Já pensou na adolescência da criança que passou o tempo focada no celular ou TV?

Os Nós da Mente

Neste espaço você irá ter um conteúdo onde vamos discutir temas que têm tudo a ver com a sua angústia. O divã será o blog e o psicanalista é o grupo de autores que vão escrever os artigos que irão abordar filmes, livros, músicas e o cotidiano, mas tudo ligado à saúde mental. Você irá perceber que não está sozinho. Vamos dar as mãos para caminharmos na jornada do autoconhecimento. Isso porque esse é um blog de psicanálise para você!
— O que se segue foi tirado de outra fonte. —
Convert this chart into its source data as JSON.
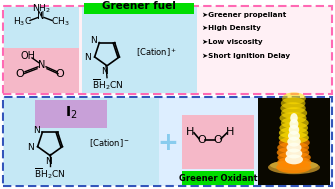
{
  "bg_color": "#ffffff",
  "top_box_bg": "#fff0f5",
  "top_box_border": "#ff69b4",
  "bottom_box_bg": "#ddeeff",
  "bottom_box_border": "#3355bb",
  "fuel_label_bg": "#00dd00",
  "fuel_label_text": "Greener fuel",
  "oxidant_label_bg": "#00dd00",
  "oxidant_label_text": "Greener Oxidant",
  "blue_bg": "#c5e8f5",
  "pink_bg": "#f5b8c8",
  "purple_bg": "#c8a0d8",
  "bullet_points": [
    ">Greener propellant",
    ">High Density",
    ">Low viscosity",
    ">Short Ignition Delay"
  ]
}
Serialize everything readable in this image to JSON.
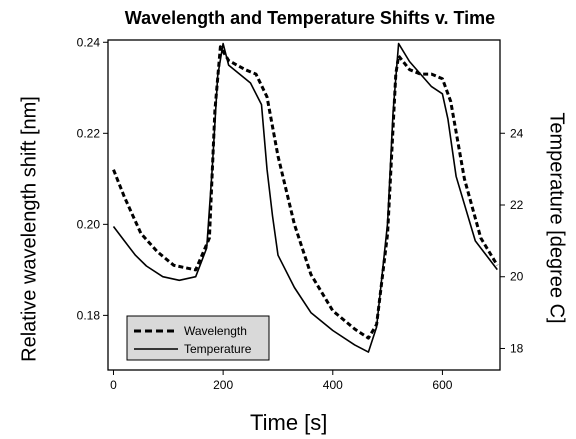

Já pensou na adolescência da criança que passou o tempo focada no celular ou TV?
Já pensou na adolescência da criança que passou o tempo focada no celular ou TV?
Divulgação/istockphotos

Por Igor Alexandre Capelatto, psicanalista - Linktree

Vamos falar da tal babá eletrônica. Já deu conta da quantidade de crianças que deveriam estar brincando, jogando jogos de tabuleiro ou praticando esportes? Soltando pipa, peão, subindo em árvore, correndo, desenhando, contando historinhas, cantando, dançando...? Quando vamos a um restaurante, um shopping, ou até mesmo a um evento ao ar livre, ao invés de ver as crianças brincando, vemos estatuetinhas focadas numa tela. Talvez porque seja muito mais prático para os pais. Lembro de quando no restaurante sobre a toalha de papel manteiga a gente pegava palito e desenhava, e nossos pais juntos. A gente ia a um evento ao ar livre e nossos pais brincavam de correr coma gente, a gente se enturmava com as outras crianças presentes e brincávamos de pega-pega, pegávamos pedaços de papel ou guardanapo e fazíamos aviõezinhos. Hoje, tem aqueles brinquedões nos restaurantes, shoppings e afins, mas se pararmos para observar, a quantidade de crianças no brinquedão não chega a 1/3 das crianças presentes, as demais todas num celular ou tablet.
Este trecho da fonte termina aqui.